After observing the crime scene and talking to witnesses, I have reached several conclusions.

Overhead of Conclusions

#1: The existence and role of Hazardous Materials Handling Facility is not well-known among undergraduate students.

#2: The Safety Office's aim of "zero tolerance" for improper chemical disposal is not enforced by T.A.s and Lab Instructors. You may recall the lengthy list of chemicals students said they had poured down the drain.

#3: Students view the WHMIS training course as ineffective.

#4: Information about proper chemical disposal is not shared completely between T.A.s and students.

Overhead of Recommendations

As a result, I have developed a set of recommendations to see that this crime is prevented.

#1: Include Materials Safety Data Sheets in student lab manuals and teach students how to understand them during WHMIS training sessions.
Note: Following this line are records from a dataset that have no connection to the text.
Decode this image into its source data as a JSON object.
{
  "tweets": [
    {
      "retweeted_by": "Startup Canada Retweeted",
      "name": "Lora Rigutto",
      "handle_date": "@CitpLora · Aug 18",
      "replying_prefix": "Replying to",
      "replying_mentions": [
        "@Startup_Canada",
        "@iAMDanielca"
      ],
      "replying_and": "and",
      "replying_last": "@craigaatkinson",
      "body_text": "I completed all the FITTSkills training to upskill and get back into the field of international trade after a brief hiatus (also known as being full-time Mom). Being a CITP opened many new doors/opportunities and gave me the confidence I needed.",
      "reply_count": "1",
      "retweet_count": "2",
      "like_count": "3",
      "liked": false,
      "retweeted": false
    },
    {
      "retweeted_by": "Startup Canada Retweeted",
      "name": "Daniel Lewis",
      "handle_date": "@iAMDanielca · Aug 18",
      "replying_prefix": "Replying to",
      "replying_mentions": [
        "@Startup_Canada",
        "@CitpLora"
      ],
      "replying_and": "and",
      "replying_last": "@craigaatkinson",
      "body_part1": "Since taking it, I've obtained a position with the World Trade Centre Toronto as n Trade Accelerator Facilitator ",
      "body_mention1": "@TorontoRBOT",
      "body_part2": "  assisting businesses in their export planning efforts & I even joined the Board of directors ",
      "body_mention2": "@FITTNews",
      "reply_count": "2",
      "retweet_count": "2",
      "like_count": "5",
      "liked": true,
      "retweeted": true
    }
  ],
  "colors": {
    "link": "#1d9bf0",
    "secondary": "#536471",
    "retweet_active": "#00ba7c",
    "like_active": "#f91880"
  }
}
#2: Have the Safety Office play a more visible role in proper chemical disposal by ensuring that adequate instructional signs and collection containers are present in every lab.

#3: Revamp the WHMIS training program. Offer a 3-hour course during the first lab session, and hold make-up sessions for students that miss it. Emphasize proper chemical disposal techniques at the University. Test the students' knowledge at the end of the training with a quiz- without giving them the answers. Do not allow students into their labs until they have passed the test.

#4: Offer mandatory WHMIS refresher courses to upper-year students. The hour-long course would be an opportunity for students to review their skills and knowledge.

#5: Undertake another Watgreen study. Examine other faculties and departments to find out how chemicals are disposed of in other locations. Determine areas that need improvement.